ARMANDO IANNUCCI, the mastermind behind The Thick of It, Alan Partridge and Veep returns to the big screen with this fantastic black-comedy.
Iannucci directs from a script written with David Schneider and Ian Martin taking inspiration from the graphic novel series by Fabien Nury and Thierry Robin. The story focuses on the events that take place after the death of Stalin in 1953.
With the talents of Jason Isaacs, Steve Buscemi, Paul Whitehouse, Michael Palin, Paddy Considine, Jeffrey Tambor, Simon Russell Beale, Rupert Friend, Andrea Riseborough and Olga Kurylenko, it’s hard to pick a stand out performer. They’re all fantastic in different ways. Jason Isaacs is tremendously funny as the no-nonsense leader of the Russian military. Simon Russell Beale is wonderfully deceitful and Michael Palin adds a Python-esque level of ridiculousness in one particularly hysterical meeting of Stalin’s cabinet. Steve Buscemi is awfully manipulative and Jeffrey Tambor is hilariously cowardly and vain.
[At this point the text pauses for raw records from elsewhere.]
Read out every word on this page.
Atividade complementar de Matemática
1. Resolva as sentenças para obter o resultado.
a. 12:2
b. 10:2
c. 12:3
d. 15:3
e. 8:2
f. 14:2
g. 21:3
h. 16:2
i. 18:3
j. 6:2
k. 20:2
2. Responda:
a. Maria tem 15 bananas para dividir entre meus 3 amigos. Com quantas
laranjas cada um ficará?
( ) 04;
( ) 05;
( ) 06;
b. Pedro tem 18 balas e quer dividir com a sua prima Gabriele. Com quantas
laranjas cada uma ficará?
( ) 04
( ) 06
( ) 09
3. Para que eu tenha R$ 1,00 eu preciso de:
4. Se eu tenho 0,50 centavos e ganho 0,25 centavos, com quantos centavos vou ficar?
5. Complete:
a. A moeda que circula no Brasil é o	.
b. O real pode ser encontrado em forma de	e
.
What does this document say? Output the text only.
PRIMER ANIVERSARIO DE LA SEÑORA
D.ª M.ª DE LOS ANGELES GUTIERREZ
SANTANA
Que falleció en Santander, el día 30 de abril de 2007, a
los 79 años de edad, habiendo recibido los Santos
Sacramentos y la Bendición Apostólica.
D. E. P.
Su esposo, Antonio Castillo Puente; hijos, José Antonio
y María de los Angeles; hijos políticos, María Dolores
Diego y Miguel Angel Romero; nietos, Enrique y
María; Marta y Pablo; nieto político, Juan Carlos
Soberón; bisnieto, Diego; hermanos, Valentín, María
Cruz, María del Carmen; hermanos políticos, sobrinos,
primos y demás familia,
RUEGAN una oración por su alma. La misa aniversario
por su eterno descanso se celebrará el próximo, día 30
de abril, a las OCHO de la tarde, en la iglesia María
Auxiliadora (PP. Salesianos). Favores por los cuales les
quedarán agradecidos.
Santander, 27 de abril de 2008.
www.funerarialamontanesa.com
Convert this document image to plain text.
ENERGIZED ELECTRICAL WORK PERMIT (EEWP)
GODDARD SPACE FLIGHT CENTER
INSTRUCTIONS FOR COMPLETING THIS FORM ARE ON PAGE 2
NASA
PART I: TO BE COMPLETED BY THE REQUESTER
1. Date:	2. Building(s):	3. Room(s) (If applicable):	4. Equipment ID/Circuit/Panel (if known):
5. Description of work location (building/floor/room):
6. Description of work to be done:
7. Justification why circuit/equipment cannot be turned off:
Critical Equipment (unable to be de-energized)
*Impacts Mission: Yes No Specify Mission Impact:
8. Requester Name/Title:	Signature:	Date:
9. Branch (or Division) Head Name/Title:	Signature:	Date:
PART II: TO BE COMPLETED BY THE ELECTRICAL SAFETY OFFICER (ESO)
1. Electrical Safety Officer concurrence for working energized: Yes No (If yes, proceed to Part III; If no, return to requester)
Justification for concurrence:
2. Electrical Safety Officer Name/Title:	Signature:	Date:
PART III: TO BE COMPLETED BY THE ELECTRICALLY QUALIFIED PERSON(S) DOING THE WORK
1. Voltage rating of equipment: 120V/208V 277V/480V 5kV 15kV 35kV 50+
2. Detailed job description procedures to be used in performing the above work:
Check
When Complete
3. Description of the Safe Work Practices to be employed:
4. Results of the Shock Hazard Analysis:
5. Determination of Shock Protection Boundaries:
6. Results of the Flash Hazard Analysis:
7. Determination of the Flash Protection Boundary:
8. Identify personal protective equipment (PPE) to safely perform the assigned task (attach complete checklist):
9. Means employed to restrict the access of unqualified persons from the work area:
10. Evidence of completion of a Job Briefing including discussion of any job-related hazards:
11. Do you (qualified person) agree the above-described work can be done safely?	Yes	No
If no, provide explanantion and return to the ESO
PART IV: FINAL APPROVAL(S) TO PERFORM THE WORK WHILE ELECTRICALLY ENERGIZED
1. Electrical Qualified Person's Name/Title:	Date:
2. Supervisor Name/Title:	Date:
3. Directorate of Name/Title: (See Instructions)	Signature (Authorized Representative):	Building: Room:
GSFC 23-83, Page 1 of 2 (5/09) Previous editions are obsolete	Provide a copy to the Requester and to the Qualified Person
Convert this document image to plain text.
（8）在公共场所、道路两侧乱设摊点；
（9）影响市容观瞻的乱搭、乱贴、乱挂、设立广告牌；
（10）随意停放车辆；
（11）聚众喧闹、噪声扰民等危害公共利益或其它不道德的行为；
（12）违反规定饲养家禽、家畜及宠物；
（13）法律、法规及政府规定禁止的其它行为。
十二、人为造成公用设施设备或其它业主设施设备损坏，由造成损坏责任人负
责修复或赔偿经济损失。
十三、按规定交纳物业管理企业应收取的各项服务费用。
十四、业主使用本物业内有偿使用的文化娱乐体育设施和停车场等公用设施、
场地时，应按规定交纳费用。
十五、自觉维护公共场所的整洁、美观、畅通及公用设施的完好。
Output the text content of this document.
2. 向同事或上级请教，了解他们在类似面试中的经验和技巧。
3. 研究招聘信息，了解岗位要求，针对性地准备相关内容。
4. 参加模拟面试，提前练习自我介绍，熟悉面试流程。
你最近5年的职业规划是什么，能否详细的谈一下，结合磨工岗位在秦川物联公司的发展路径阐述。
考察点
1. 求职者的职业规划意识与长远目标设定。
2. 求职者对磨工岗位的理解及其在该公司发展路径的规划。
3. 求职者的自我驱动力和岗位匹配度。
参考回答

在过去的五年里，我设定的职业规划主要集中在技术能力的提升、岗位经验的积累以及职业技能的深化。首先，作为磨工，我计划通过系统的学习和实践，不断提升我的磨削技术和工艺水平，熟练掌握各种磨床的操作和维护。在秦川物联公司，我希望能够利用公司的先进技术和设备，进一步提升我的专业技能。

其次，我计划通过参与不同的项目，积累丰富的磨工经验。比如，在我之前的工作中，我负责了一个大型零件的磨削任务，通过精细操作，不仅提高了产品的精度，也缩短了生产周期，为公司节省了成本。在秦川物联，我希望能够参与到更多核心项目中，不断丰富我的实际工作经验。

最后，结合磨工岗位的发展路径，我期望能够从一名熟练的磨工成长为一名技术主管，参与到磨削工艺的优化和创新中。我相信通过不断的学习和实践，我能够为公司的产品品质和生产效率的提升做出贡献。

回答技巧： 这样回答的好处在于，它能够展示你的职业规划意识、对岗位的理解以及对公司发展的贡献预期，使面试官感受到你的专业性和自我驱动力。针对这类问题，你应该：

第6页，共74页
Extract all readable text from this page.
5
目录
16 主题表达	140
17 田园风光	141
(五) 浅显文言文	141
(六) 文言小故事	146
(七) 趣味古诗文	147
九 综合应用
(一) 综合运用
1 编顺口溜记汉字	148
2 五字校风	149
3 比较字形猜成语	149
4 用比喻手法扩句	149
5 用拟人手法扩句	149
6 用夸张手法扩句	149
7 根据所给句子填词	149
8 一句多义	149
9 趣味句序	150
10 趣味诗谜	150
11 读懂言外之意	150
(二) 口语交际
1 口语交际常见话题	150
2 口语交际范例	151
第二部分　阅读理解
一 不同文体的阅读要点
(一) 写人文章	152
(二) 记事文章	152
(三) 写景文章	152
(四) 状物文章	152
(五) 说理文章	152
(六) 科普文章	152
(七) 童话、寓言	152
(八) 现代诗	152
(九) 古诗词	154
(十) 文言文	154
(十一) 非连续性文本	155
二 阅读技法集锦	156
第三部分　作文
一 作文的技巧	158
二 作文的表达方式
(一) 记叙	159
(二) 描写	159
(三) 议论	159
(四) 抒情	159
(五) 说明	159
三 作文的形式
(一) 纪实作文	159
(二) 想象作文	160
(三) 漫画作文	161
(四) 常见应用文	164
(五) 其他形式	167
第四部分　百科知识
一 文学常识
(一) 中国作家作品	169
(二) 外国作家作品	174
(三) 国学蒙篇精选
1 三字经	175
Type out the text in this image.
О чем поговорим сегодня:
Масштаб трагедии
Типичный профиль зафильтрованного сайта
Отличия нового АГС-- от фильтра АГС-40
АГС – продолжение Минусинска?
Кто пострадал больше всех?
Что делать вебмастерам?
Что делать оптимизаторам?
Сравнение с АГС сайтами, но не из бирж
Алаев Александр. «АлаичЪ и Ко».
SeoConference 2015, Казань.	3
The film is at its funniest when the farce of the political process is brought to the forefront. Iannucci’s brand of political satire courses through this film poking fun wherever it can and flippantly mocking Stalin’s regime. The king of the political satire manages to make the mundane and the terrible equally as farcical. From dealing with a piss-soaked body to deciding who organises the funeral to executing traitors, it’s all hilarious in this film. It’s a film that revels in the awfulness of its lead characters – a black comedy at its very finest.
The stakes are much higher here than in Iannucci’s previous work. Saying the wrong thing might make you the subject of a newspaper article in The Thick of It. In Stalin’s Soviet Union the punishment is death. This leads to some very funny moments as these characters squabble for their lives like children fighting over who gets to choose what goes on TV.
The Death of Stalin is Iannucci at his best. Hilarious, farcical and very dark, this is one of the comedies of the year.